As the West Donlands are redeveloped in the next few years, our primary concern should be the preservation of the Cherry Street interlocking tower (Cabin A) after it's taken out of service (IMAGES #31 and #32). This is one of three towers currently operated by the Toronto Terminals Railway on behalf of GO Transit. The John Street tower (Cabin C), just north of the roundhouse, is scheduled to be demolished and has already been architecturally compromised since it had its roof removed in 1989 to make way for the pedestrian bridge over the railway tracks connecting Skydome and Front Street (IMAGES #33 and #34). The Scott Street tower (Cabin B) just east of Union Station is apparently being kept in service by GO as a back-up to its new interlocking system. Pedestrian access to that tower would be difficult due to its location adjacent to the Gardiner Expressway off-ramp (IMAGES #35 and #36).

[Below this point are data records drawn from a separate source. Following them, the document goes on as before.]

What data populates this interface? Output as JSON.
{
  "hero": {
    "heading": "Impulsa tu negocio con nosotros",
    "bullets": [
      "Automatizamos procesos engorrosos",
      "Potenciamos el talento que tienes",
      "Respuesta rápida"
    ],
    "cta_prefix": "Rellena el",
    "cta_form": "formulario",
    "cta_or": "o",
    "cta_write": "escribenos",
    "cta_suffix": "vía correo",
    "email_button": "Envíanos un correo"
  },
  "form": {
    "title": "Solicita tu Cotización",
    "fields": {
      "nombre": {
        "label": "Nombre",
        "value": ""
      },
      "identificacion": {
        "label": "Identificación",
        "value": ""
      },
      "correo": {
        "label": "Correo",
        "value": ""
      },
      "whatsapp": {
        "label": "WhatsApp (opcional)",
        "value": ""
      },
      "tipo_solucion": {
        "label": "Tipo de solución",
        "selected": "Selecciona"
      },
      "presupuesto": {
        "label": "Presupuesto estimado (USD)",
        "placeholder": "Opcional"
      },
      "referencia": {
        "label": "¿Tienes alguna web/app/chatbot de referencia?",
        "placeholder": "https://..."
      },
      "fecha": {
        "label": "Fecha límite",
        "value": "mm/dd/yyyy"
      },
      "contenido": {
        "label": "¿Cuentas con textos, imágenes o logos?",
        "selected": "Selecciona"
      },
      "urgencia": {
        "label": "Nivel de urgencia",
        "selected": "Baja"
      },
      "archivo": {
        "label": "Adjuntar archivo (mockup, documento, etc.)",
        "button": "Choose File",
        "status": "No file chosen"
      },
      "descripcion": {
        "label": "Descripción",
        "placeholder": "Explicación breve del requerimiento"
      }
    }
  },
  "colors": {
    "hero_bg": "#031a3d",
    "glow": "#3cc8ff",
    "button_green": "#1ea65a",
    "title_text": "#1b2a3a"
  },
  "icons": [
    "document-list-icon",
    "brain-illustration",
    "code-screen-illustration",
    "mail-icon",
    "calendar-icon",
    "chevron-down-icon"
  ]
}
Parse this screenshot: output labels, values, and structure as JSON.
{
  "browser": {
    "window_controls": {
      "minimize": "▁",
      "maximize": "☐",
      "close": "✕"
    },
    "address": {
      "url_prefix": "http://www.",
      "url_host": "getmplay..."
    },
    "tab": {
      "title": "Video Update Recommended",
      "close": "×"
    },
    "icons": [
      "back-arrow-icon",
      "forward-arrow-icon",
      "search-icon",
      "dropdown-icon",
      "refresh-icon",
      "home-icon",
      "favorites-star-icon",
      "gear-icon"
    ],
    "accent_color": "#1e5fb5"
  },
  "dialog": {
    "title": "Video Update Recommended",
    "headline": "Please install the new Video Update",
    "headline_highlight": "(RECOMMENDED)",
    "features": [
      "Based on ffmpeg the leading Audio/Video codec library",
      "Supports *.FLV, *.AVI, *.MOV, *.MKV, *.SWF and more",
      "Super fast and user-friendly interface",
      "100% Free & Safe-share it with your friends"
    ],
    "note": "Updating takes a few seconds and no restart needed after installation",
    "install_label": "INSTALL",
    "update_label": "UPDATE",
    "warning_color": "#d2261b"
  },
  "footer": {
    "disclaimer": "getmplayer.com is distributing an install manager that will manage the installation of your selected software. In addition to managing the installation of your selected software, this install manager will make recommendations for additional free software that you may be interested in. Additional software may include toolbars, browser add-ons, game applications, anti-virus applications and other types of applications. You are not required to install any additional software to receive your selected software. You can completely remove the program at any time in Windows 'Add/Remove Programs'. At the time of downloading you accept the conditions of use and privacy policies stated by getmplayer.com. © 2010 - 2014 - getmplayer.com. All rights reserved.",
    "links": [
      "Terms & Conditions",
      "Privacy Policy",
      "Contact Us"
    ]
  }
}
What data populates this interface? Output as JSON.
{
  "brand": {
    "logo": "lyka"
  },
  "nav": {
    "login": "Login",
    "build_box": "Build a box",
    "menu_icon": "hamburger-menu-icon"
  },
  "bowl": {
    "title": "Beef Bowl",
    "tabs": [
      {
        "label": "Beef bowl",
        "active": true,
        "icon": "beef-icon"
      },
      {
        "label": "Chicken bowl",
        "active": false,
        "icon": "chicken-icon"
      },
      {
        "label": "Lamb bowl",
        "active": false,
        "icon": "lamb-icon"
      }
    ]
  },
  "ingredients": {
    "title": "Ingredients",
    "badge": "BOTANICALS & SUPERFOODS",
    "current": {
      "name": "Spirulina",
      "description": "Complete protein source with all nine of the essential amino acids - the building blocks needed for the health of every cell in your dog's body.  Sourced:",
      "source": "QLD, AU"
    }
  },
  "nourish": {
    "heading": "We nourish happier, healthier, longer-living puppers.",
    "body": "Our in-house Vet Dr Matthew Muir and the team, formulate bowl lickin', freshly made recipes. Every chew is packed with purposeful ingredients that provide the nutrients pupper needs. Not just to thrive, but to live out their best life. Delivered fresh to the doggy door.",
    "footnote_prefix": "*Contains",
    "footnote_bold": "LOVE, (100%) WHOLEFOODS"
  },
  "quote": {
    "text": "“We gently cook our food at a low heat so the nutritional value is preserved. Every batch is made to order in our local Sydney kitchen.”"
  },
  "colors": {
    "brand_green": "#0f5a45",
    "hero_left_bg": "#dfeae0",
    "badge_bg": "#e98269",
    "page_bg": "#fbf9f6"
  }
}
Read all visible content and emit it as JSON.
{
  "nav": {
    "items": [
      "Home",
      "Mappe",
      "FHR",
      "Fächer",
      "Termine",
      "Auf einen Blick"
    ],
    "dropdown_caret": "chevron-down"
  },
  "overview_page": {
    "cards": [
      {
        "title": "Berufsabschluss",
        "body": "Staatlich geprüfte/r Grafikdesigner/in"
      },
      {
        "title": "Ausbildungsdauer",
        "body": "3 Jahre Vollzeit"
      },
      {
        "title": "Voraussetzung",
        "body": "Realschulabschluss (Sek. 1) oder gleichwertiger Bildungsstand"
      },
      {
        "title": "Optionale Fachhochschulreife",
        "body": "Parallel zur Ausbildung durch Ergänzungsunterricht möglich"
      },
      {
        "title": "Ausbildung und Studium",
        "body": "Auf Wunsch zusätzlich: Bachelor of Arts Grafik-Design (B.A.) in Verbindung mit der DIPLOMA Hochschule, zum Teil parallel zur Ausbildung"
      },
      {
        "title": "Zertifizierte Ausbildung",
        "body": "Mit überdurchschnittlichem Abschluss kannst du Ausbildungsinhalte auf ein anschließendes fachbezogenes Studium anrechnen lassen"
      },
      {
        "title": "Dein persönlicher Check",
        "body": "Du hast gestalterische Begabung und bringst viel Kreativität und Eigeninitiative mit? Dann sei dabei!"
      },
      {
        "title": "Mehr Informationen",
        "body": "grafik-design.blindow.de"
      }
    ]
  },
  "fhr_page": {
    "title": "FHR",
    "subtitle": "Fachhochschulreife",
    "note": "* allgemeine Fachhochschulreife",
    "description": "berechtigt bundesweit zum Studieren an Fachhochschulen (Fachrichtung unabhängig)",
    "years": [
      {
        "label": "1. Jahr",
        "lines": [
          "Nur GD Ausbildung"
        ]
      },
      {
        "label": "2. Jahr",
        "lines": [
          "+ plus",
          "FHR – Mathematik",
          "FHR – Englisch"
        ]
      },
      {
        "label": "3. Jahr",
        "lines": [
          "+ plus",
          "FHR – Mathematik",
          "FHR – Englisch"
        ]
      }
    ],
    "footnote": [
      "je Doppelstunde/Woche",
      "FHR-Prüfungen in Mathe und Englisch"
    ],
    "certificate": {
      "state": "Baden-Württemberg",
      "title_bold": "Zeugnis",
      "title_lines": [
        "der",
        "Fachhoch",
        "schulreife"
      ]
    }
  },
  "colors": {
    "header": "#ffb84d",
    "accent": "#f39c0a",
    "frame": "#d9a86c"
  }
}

The Cherry Street tower is a primary candidate for restoration and preservation. As an interpretive display, it's primary value would be relating the story of the Union Station Rail Corridor and the electro-mechanical interlocking that continues to make possible the 235 passenger trains that operate along the corridor every weekday. The Distillery District, now one of the city's most popular tourist attractions is right across the street and the tower would provide a rare opportunity to view passenger train activity between Union Station and the Don River, currently very difficult to achieve without either trespassing on GO property or having access to one of the condo towers near the tracks.

Sometime in 2012, a new Heritage Toronto plaque will be unveiled at the new Don River Park, now nearing completion in the West Donlands. The plaque will commemorate the railway bridge that first spanned the river in 1856, the disassembled pier of which will form a decorative element in the park.